French anti-racism group LICRA also said in a statement that the gatherings amounted to “pogroms” and that the Grey Wolves “must be dissolved”.

“The Gray Wolves, a violent ultranationalist Turkish organization, yesterday organized in Vienne and Décines veritable "pogroms" against members of the Armenian community. The @_LICRA_

demands justice for these racist attacks. These movements must be dissolved!”

Valérie Boyer, a senator from the opposition conservative Les Républicains (LR) party also  condemned the march on Twitter,

“Turks attack the police in #Vienne and want to chase the #Arméniens like in 1915. Until when will France remain neutral? Until when are we going to close our eyes to Turkish expansionism? Why wait and not severely sanction #Turquie?”

Lyon is a centre of the Armenian community in France, and Décines-Charpieu in particular is a “heavily Armenian commune in the Lyon metropolitan area where the Armenian Genocide memorial is located”, according to Vice.

The Grey Wolves have been banned in Austria since 2019, while left-wing parties called for the group to be banned in Germany in 2018.

Former Grey Wolves leader, Abdullah Çatlı, had been active in France in the 1980s, carrying out a bombing of an Armenian Genocide memorial in 1984 and operations against Armenian militant organisation ASALA.

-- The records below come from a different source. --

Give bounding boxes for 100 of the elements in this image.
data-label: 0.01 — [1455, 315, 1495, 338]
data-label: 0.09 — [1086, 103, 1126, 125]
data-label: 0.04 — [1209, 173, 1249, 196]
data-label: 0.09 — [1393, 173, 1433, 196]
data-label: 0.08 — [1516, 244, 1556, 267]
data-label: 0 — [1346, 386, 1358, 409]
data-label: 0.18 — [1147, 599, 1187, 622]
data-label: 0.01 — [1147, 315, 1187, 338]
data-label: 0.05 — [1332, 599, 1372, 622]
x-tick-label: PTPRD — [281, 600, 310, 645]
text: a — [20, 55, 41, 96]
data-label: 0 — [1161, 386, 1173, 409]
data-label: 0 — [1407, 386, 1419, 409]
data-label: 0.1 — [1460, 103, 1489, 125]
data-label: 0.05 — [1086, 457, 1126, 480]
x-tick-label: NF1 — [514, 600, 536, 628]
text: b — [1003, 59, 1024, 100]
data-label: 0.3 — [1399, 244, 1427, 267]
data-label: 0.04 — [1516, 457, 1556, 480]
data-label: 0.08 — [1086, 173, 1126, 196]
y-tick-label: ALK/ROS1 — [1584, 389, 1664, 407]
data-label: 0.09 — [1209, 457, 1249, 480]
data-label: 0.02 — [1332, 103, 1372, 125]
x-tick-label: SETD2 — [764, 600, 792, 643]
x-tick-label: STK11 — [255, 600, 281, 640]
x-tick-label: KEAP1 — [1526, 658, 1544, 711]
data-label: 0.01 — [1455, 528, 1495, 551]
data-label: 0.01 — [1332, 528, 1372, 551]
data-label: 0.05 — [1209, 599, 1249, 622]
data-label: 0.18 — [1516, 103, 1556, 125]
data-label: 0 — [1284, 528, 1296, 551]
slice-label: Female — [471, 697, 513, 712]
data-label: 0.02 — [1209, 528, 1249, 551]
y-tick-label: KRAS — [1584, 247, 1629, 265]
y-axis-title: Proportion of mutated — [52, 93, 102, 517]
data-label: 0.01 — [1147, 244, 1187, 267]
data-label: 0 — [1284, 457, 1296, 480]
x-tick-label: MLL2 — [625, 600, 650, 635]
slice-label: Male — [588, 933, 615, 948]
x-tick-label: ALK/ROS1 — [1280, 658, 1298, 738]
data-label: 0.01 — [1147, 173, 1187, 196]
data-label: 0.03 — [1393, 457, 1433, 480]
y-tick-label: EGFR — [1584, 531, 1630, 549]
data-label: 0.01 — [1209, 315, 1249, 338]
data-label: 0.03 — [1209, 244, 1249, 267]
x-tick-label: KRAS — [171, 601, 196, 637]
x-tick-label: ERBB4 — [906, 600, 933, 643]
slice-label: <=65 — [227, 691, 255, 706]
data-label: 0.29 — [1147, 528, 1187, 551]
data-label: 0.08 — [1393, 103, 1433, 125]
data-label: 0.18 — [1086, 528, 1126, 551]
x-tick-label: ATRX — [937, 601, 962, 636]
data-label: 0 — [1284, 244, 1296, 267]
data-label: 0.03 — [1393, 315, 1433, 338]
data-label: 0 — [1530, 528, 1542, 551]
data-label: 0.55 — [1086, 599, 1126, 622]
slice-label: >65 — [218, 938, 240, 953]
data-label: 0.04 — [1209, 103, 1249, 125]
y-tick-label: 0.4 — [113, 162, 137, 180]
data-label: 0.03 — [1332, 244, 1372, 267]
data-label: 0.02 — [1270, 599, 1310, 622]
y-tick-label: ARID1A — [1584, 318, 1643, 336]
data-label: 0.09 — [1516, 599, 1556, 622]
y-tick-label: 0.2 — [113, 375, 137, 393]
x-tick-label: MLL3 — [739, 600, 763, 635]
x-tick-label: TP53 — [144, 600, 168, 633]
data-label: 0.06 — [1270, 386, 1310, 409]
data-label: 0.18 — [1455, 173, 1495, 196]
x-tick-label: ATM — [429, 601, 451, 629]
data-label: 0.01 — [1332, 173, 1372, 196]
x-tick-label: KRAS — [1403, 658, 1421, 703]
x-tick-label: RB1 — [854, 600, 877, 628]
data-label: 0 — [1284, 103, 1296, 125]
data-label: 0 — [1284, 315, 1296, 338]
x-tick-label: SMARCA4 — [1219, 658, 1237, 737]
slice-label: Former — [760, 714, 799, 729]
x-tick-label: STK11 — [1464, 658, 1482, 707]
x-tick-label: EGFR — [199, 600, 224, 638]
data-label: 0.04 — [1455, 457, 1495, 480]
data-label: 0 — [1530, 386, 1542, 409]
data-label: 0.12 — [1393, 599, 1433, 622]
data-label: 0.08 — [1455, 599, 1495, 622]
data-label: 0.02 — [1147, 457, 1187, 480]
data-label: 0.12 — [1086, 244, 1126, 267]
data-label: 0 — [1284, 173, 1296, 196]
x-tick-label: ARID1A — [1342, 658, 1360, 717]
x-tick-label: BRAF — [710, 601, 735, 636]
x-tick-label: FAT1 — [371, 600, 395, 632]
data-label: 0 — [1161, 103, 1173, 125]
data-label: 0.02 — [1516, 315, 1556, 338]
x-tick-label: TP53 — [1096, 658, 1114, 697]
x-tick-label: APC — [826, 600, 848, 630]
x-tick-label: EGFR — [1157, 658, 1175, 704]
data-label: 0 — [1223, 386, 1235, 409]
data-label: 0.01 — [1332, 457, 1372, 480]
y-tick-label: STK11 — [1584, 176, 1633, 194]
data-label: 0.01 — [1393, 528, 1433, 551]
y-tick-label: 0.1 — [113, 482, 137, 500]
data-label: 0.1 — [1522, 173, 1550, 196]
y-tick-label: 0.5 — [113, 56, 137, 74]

In 1981, Grey Wolves member Mehmet Ali Ağca attempted to assassinate Pope John Paul II in St. Peter's Square, Italy. Ağca was also responsible for the murder of left-wing journalist Abdi İpekçi during a period of political violence in Turkey which led to the 1980 military coup. Ağca was sentenced to life in prison but escaped with the help of the Grey Wolves, before being sent to assassinate the Pope.

The Grey Wolves have had a long association inside Turkey with the Nationalist Movement Party (MHP), which is currently part of Turkish President Recep Tyaip Erdoğan’s political coalition. The need for Erdoğan to rely on MHP votes in parliament is thought to be influencing Turkish foreign policy, particularly towards support for Azerbaijan in its conflict with Armenia.

Following riots in Austria in June, MENA Studies profiled the Grey Wolves in Europe, estimating that there were 20,000 members in Germany alone. Some members have reportedly infiltrated European political parties, and the Austrian Chancellor Sebastian Kurz has previously been photographed with Grey Wolves supporters.